From Middle English warloghe, warlowe, warloȝe, from Old English wǣrloga (“traitor, deceiver”, literally “truce-breaker”), from wǣr (“covenant, truce, pact, promise”) (from Proto-Indo-European *wēr- (“true”); compare veritable) + loga (“liar”), from Proto-Germanic *lugô, related to Old English lēogan (whence English lie). The hard -ck ending originated in Scottish and Northern English, like the sense "male magic-user" (from the notion that such men were in league with the Devil). Cognate with Old High German wārlogo (“truce-breaker, traitor”).

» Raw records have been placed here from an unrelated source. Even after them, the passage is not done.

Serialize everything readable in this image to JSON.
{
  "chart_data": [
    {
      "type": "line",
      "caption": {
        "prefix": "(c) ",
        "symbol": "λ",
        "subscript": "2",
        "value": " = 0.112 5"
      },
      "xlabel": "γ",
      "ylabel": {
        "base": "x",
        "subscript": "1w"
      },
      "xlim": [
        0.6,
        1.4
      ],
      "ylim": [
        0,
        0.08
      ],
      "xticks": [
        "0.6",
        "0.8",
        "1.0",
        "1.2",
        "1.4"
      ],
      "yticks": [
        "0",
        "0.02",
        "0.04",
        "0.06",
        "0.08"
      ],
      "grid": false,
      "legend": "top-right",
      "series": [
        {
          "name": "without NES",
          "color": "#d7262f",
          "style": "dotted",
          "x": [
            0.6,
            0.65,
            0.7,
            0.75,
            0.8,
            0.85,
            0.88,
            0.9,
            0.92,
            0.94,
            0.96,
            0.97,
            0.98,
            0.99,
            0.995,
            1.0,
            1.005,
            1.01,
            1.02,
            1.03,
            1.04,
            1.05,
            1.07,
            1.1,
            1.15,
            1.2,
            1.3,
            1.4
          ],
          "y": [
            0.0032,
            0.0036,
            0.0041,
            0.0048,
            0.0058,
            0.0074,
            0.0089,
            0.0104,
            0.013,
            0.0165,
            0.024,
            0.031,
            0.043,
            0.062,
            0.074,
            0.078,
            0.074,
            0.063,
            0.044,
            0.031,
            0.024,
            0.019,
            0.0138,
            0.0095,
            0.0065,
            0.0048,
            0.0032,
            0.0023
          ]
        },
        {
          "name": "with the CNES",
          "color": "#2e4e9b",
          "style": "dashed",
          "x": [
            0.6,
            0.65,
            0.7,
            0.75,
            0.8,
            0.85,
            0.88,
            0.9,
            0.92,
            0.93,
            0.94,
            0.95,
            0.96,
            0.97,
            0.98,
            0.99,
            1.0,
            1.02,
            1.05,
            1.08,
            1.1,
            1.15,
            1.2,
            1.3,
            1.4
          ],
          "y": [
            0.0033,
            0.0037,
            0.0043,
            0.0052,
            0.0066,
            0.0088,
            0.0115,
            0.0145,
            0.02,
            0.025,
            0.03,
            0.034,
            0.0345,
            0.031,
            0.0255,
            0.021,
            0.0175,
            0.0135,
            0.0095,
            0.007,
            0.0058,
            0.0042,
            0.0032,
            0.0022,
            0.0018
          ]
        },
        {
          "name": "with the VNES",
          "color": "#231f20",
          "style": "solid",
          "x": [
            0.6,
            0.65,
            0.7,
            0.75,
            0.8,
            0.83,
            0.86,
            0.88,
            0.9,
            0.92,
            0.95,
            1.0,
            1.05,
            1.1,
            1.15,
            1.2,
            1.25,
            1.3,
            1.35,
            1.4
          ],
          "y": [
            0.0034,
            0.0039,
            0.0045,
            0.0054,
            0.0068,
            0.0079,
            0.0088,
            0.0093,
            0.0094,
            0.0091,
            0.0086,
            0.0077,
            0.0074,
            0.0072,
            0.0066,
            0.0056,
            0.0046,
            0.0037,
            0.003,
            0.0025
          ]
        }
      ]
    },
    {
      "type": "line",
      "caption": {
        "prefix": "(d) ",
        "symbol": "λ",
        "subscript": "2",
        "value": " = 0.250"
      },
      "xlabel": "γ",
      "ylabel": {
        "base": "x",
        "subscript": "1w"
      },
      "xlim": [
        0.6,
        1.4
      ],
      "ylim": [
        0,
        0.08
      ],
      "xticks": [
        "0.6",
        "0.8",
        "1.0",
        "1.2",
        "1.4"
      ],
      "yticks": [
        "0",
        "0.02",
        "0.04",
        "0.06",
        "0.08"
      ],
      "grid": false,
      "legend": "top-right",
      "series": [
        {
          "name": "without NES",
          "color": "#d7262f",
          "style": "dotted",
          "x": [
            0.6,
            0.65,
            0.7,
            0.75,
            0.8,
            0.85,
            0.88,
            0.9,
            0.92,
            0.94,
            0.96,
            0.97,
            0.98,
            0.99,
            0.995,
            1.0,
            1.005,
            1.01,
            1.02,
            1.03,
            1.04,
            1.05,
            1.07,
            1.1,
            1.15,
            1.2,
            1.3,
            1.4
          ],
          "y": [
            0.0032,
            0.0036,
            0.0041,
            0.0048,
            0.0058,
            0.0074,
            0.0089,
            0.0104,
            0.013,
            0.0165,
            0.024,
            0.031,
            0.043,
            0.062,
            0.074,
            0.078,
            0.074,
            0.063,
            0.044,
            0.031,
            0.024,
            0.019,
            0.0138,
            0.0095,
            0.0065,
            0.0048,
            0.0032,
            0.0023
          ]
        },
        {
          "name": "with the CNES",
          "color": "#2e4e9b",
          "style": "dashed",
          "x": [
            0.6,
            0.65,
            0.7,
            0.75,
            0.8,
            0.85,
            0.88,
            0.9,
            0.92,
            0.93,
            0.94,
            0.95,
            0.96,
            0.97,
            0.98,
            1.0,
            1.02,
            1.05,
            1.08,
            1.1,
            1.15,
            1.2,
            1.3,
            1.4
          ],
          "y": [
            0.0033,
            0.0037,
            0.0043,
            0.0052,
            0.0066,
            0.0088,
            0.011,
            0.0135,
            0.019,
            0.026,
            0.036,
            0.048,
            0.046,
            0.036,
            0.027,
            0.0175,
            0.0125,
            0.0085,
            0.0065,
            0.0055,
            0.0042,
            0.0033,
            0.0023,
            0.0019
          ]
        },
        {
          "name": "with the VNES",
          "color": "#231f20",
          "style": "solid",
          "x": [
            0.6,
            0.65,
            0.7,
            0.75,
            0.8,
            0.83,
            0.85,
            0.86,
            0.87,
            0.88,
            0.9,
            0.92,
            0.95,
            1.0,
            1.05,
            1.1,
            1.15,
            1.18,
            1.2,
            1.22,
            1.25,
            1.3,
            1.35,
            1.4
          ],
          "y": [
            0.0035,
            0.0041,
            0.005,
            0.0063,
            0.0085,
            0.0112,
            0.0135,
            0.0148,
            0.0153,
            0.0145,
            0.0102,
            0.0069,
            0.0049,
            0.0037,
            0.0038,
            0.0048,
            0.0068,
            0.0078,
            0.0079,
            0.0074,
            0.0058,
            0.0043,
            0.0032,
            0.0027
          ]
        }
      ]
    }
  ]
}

A few writers have alternatively proposed that the word derives from Old Norse varðlokkur (“caller of spirits”), but as the OED notes, this is implausible due to the extreme rarity of the Norse word and the fact that forms without hard -k, which are consistent with the Old English etymology (“traitor”), are attested earlier than forms with -k (and forms with -ð- are not attested).
warlock (plural warlocks)
- A male magic-user; a male witch.
- (Can we verify(+) this sense?) A traitor or oath-breaker.
- (Can we verify(+) this sense?) The Devil, Satan; a demon.
- Because of its etymology, the term is not much used by male pagans themselves, who often identify as witches instead.